Part Four: Privacy, or what's left of it.
Privacy is something that's important to me. Do I have things to hide? No more than any other person. I don't want people to know things like my bank account information, or the amount of times I listened to the Wrath of Khan theme loop in a single sitting. But what I don't understand is the reaction people give when you tell them you'd prefer not to be tracked by gigantic corporations who log everything you do on your devices and on the internet.
Suddenly, you're accused of being some kind of conspiracy theorist, or you get a response along the lines of "But why would they want my data? Who cares?". The simple fact of the matter is they do, and they use it specifically to try to manipulate you, either through ads, or as we found out about companies like Cambridge Analytica, manipulate your political opinions to match whatever the highest bidder wants.
And so, as I began earlier, most "free" services you see on the internet aren't free at all. It's a transaction. "Let us track you relentlessly in order to learn as much as possible about you and the people you connect with, so we can sell that data and manipulate you, and you can put funny pictures over your face and send them to your friends." Sounds like a much worse deal now, doesn't it?

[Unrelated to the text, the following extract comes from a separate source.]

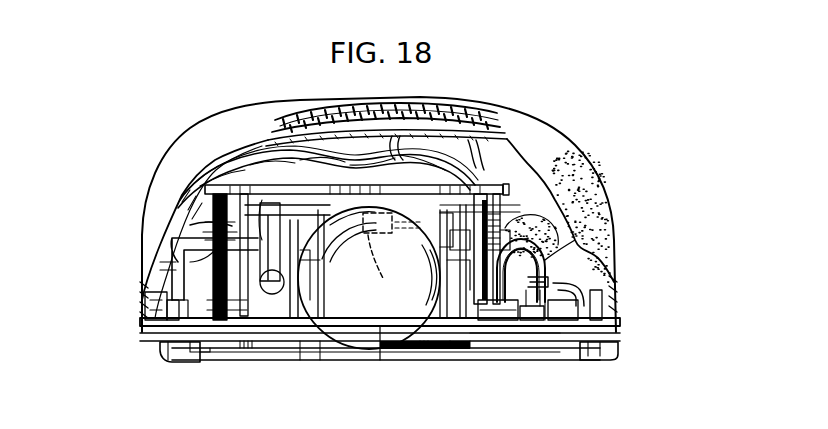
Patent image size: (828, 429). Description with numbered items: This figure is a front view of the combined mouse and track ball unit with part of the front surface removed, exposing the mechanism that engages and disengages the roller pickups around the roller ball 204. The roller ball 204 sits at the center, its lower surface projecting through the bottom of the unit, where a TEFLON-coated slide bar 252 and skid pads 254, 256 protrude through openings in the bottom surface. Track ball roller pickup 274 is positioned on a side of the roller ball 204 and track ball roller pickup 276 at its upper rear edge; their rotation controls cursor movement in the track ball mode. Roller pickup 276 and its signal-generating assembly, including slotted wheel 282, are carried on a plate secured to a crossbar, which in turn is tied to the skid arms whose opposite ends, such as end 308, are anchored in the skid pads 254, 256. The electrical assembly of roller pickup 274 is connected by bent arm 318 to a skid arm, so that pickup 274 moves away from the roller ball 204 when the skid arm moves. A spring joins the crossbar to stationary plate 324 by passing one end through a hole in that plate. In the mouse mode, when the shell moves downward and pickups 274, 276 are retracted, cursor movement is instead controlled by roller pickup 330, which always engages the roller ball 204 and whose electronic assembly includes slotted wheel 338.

And really, it is becoming worse and worse. With the advent of machine learning and related technologies, who knows what fun new ways to track and analyze us corporations are working on? How much can you manipulate a person by knowing how their eyeballs move inside of a VR headset, for example? There are people who likely have a highly paid job right now to figure that out.
As a rule of thumb, if you or that computer-savvy friend you have can't find the source code somewhere for whatever service you're using, or the Privacy Policy reads like Finnegan's Wake, you're going to have to do a lot of work to not be tracked. If it's not critical to your life, I'd say drop it, or start researching how to minimize the collection of data from that service. It's incredibly fortunate that there are dedicated people who develop software to help with things like that.
Or, I suppose, you could wear a tinfoil hat. I'm sure that'll be just as effective.
Part Five: So what are you going to do about it?
To be frank, I can't change all of this. This is the route that design has gone down, and after a certain point you can't really fight against the tide. I will, however, try not to worsen the problem. And at the end of the day, it's still really cool, and I'm still going to try and learn as much as I can.
Just because you can't know it all doesn't mean you get to throw in the towel, and so I'm not going to. I'll just write my programs, and hopefully, they'll be useful to someone.
But all the while, I'll feel the want of a more limited computer. One that I can understand, fully, top to bottom, back to front. One that is not limited in usefulness, but in design sprawl. One that I can run software on that doesn't trample over my privacy or pin my processor to 100 percent.
Or I could scrounge up a fortune and become one of those diehard Amiga fans.